Le numérique au service de l’instantanéité de l’information

Le numérique, une évolution de la méthode de « consommation » de l’information qui bouleverse les media traditionnels

Ce mode de consommation – de lecture ou de visionnage – n’est plus uniquement lié aux programmations ou aux éditions classiques des rédactions journalistiques.

De plus, avec la numérisation l’internaute a la possibilité de sélectionner l’information qui l’intéresse directement, sans avoir à subir une ligne éditoriale globale qui ne l’intéresserait pas. La capacité d’introduire des algorithmes de reconnaissance des sujets préférés d’un internaute rendrait l’offre de l’information sur internet d’autant plus pertinente.
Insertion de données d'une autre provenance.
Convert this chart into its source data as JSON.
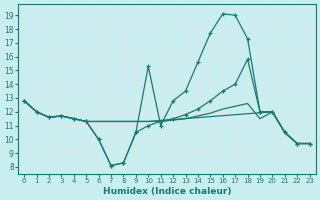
{
  "xlabel": "Humidex (Indice chaleur)",
  "bg_color": "#c8eef0",
  "grid_color": "#dde8e8",
  "line_color": "#1a7a6a",
  "xlim": [
    -0.5,
    23.5
  ],
  "ylim": [
    7.5,
    19.8
  ],
  "xticks": [
    0,
    1,
    2,
    3,
    4,
    5,
    6,
    7,
    8,
    9,
    10,
    11,
    12,
    13,
    14,
    15,
    16,
    17,
    18,
    19,
    20,
    21,
    22,
    23
  ],
  "yticks": [
    8,
    9,
    10,
    11,
    12,
    13,
    14,
    15,
    16,
    17,
    18,
    19
  ],
  "line1_x": [
    0,
    1,
    2,
    3,
    4,
    5,
    6,
    7,
    8,
    9,
    10,
    11,
    12,
    13,
    14,
    15,
    16,
    17,
    18,
    19,
    20,
    21,
    22,
    23
  ],
  "line1_y": [
    12.8,
    12.0,
    11.6,
    11.7,
    11.5,
    11.3,
    10.0,
    8.1,
    8.3,
    10.5,
    15.3,
    11.0,
    12.8,
    13.5,
    15.6,
    17.7,
    19.1,
    19.0,
    17.3,
    12.0,
    12.0,
    10.5,
    9.7,
    9.7
  ],
  "line2_x": [
    0,
    1,
    2,
    3,
    4,
    5,
    6,
    7,
    8,
    9,
    10,
    11,
    12,
    13,
    14,
    15,
    16,
    17,
    18,
    19,
    20,
    21,
    22,
    23
  ],
  "line2_y": [
    12.8,
    12.0,
    11.6,
    11.7,
    11.5,
    11.3,
    10.0,
    8.1,
    8.3,
    10.5,
    11.0,
    11.3,
    11.5,
    11.8,
    12.2,
    12.8,
    13.5,
    14.0,
    15.8,
    12.0,
    12.0,
    10.5,
    9.7,
    9.7
  ],
  "line3_x": [
    0,
    1,
    2,
    3,
    4,
    5,
    6,
    10,
    11,
    12,
    13,
    14,
    15,
    16,
    17,
    18,
    19,
    20,
    21,
    22,
    23
  ],
  "line3_y": [
    12.8,
    12.0,
    11.6,
    11.7,
    11.5,
    11.3,
    11.3,
    11.3,
    11.3,
    11.4,
    11.5,
    11.7,
    11.9,
    12.2,
    12.4,
    12.6,
    11.5,
    12.0,
    10.5,
    9.7,
    9.7
  ],
  "line4_x": [
    0,
    1,
    2,
    3,
    4,
    5,
    6,
    10,
    20,
    21,
    22,
    23
  ],
  "line4_y": [
    12.8,
    12.0,
    11.6,
    11.7,
    11.5,
    11.3,
    11.3,
    11.3,
    12.0,
    10.5,
    9.7,
    9.7
  ]
}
L’essor du numérique révolutionne également pour les medias la méthode de diffusion de l’information, avec la possibilité pour un journaliste ou même pour une rédaction de tweeter au compte goutte la retranscription d’un événement, d’une manifestation, etc. C’est le cas par exemple de journalistes qui assistent à des procès médiatiques.
Mais cela permet également la diversification des sources de l’information : on a vu les exemples de parlementaires relayer en direct sur les réseaux sociaux des débats.

Des conséquences pour les chaînes de télévision

Pour la télévision, la numérisation change le rapport aux revenus tirés de la publicité, revenus qui sont soumis aux parts d’audimat. Les journaux télévisés et particulièrement l’édition du fameux « 20 heures » représentent d’ailleurs un horaire clé pour les rédactions des chaînes. Or, la possibilité pour chacun d’avoir un accès tout au long de la journée à l’information, grâce à Internet notamment (applications de media pour smartphone, réseaux sociaux, etc.), couplée à l’essor de la vidéo à la demande faisant sortir le téléspectateur du suivi de la programmation classique d’une chaîne de télévision, peuvent amener à se questionner sur la pertinence à l’avenir de maintenir une émission d’information quotidienne (le journal télévisé) à heure fixe, une à deux fois par jour (hors chaînes d’information en continu).

Des conséquences pour la presse écrite

Concernant la presse écrite, le risque est de voir chuter le nombre de ventes à un moment fixe (édition chaque matin, chaque semaine, chaque mois), alors que l’information est disponible à tout moment et de manière immédiate.
Dans un secteur déjà mis à mal depuis longtemps par le développement de la télévision, le modèle économique de la presse écrite se trouve d’autant plus fragilisé par la numérisation de l’information.

Paradoxalement, pour la presse écrite, la numérisation peut représenter un fort potentiel de développement. En effet, il peut être considéré que le déclin de la presse écrite n’est pas tant lié à une action de lecture à laquelle le consommateur d’informations rechignerait à se livrer, mais à un support (papier) et à une démarche (se déplacer pour acheter le journal ou attendre sa livraison) contraignants.

Ainsi, le numérique permet un accès plus simple et direct pour le lecteur, mais aussi la possibilité pour les rédactions de multiplier les articles et les sujets traités, puisque la limite du support papier n’existe plus. L’offre devient donc d’autant plus pertinente et intéressante, justifiant les abonnements payants.
Il est à noter que de nombreux organes de presse proposent d’ailleurs leurs articles en libre accès avec le développement des revenus publicitaires sur Internet (insertion de publicités et notamment de vidéos dans les articles numériques).

Bruno Patino estime que la révolution numérique signe « l’avis de décès, non pas de la télévision, mais de ce qu’elle a été. »

Une diversification des sources au service de l’amélioration de l’accès à l’information ?

Dans son ouvrage Télévisions (2016, éditions Grasset), Bruno Patino estime que la révolution numérique signe « l’avis de décès, non pas de la télévision, mais de ce qu’elle a été. » Il est peut-être possible de considérer qu’il en est de même pour les medias traditionnels de l’information, qui voient se développer avec le numérique soit un concurrent, soit un moyen de développement.

En effet, la numérisation permet aux internautes, par ailleurs lecteurs et/ou téléspectateurs, de diversifier de manière importante leurs sources d’informations : ils peuvent avoir accès à des articles ou à des vidéos de manière quasi illimitée issus de média variés, ce qui auparavant était plus difficile car les journaux télévisés sont généralement tous diffusés dans la même tranche horaire et qu’il peut être dissuadant d’acheter un grand nombre de journaux ou magazines.
En cela, il peut être considéré que la révolution numérique qui s’opère dans le monde médiatique permet à chacun d’améliorer son accès à l’information.